One by-product of COVID that I would like to see continue is virtual programming. What a gift it’s been to watch work in other parts of the country from my living room! What that has done for accessibility is extraordinary. At Cahoots, from 2020 to 2022 we were able to open up our artist development programs to people from BC to Newfoundland. That is absolutely amazing. I also saw that when theatre returned, a lot of people jettisoned the idea of 6-day rehearsal weeks and 10/12 tech days. If that’s what people need to do to be healthy and not burn out, that’s a good thing. I don’t know why as theatre artists we feel that we have to martyr ourselves for the work. We think that we’re not rigorous or serious if we’re not doing insane hours. Or we believe that because we may not have steady work 52 weeks a year, that when we do have it we have to absolutely kill ourselves. None of that is true.
I think the pandemic has also allowed people to strike more of a work/life balance, as so many people by necessity began working from home and then realized how much easier it was for them to structure their lives by doing so. Companies should continue to be truly open to that. In addition, things like 4-day work weeks and accommodations for child care and caregiver needs have become part of the mainstream conversation. That is SO promising. We carry so much in everyday life; in a pandemic, stresses are amplified.

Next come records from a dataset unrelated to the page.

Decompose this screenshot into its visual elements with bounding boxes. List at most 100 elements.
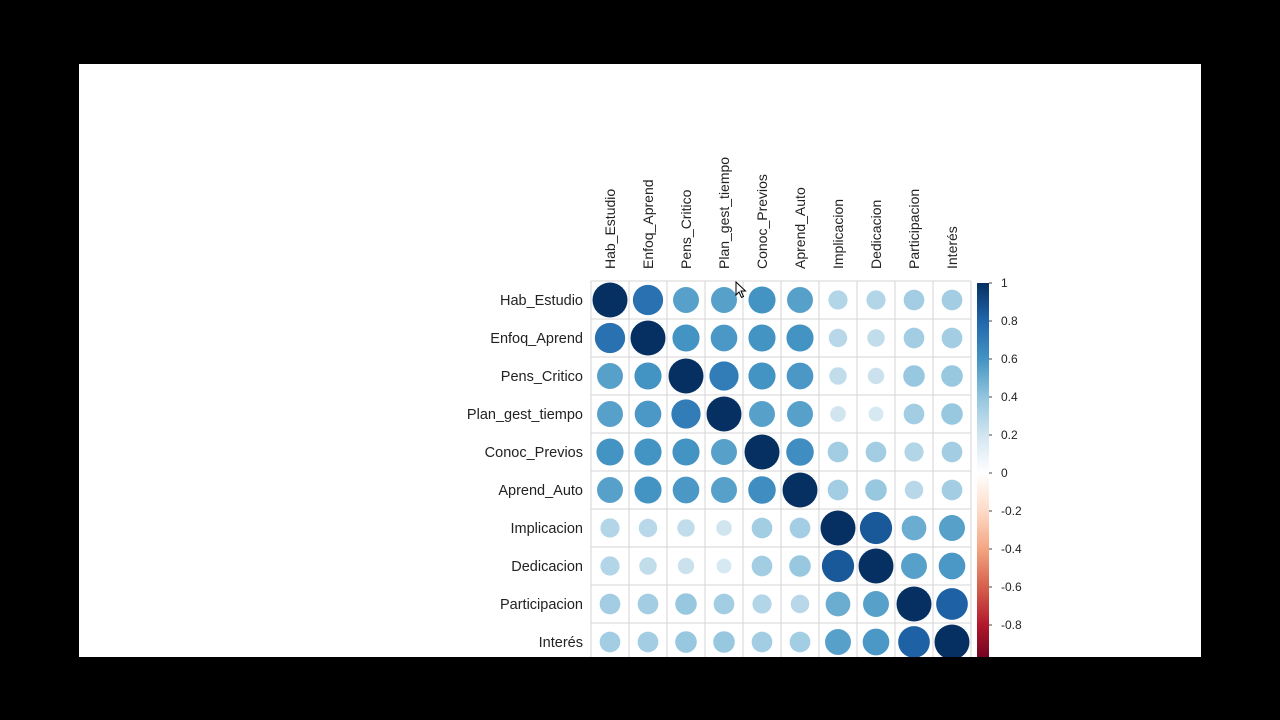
correlation-circle	[903, 403, 925, 425]
correlation-circle	[862, 628, 890, 656]
correlation-circle	[901, 553, 927, 579]
row-label: Interés	[539, 635, 583, 651]
correlation-circle	[638, 518, 658, 538]
row-label: Hab_Estudio	[500, 293, 583, 309]
legend-tick-label: 0.2	[1001, 428, 1018, 442]
correlation-circle	[789, 555, 811, 577]
correlation-circle	[672, 324, 700, 352]
correlation-circle	[827, 441, 849, 463]
correlation-circle	[716, 558, 732, 574]
column-label: Aprend_Auto	[792, 187, 808, 269]
correlation-circle	[786, 324, 814, 352]
correlation-circle	[600, 556, 620, 576]
correlation-circle	[711, 439, 737, 465]
mouse-cursor-icon	[735, 281, 747, 299]
correlation-circle	[868, 406, 884, 422]
correlation-circle	[825, 591, 851, 617]
correlation-circle	[592, 282, 628, 318]
correlation-circle	[716, 520, 732, 536]
correlation-circle	[934, 624, 970, 657]
correlation-circle	[782, 472, 818, 508]
correlation-circle	[709, 361, 739, 391]
correlation-circle	[711, 287, 737, 313]
plot-canvas: Hab_Estudio Enfoq_Aprend Pens_Critico Plan_…	[79, 64, 1201, 657]
correlation-circle	[828, 290, 848, 310]
correlation-circle	[787, 401, 813, 427]
legend-tick-label: 0.8	[1001, 314, 1018, 328]
correlation-circle	[711, 477, 737, 503]
correlation-circle	[673, 287, 699, 313]
correlation-circle	[596, 438, 624, 466]
legend-tick-label: -0.4	[1001, 542, 1022, 556]
column-label: Enfoq_Aprend	[640, 179, 656, 269]
legend-tick-label: -0.6	[1001, 580, 1022, 594]
column-label: Implicacion	[830, 199, 846, 269]
correlation-circle	[634, 476, 662, 504]
correlation-circle	[630, 320, 666, 356]
correlation-circle	[829, 367, 847, 385]
correlation-circle	[941, 441, 963, 463]
correlation-circle	[671, 399, 701, 429]
correlation-circle	[865, 479, 887, 501]
correlation-circle	[825, 629, 851, 655]
correlation-circle	[941, 327, 963, 349]
color-legend-bar	[977, 283, 989, 657]
correlation-circle	[751, 517, 773, 539]
column-label: Dedicacion	[868, 200, 884, 269]
legend-tick-label: 0.4	[1001, 390, 1018, 404]
correlation-circle	[706, 396, 742, 432]
correlation-circle	[634, 362, 662, 390]
correlation-circle	[634, 400, 662, 428]
correlation-circle	[751, 555, 773, 577]
correlation-circle	[677, 519, 695, 537]
correlation-circle	[896, 586, 932, 622]
column-label: Interés	[944, 226, 960, 269]
legend-tick-label: -0.2	[1001, 504, 1022, 518]
correlation-circle	[904, 442, 924, 462]
correlation-circle	[790, 594, 810, 614]
correlation-circle	[751, 631, 773, 653]
correlation-circle	[941, 365, 963, 387]
correlation-circle	[597, 477, 623, 503]
correlation-circle	[748, 324, 776, 352]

Last year we created a Compassionate Care Fund at Cahoots and it is a budget line on every piece of programming that we do. Needing a babysitter or not having bus fare shouldn’t stunt a career. I hope that some of the thoughtfulness and consideration that has begun sector-wide, in terms of how we can honour and integrate all facets of our lives in a more complementary and congruent way, can continue. It is our life’s work in this industry to explore the human condition, is it not? It only follows that taking care of each other should be something we do naturally—in the classroom, the rehearsal hall, or wherever we gather to tell the stories of who we are.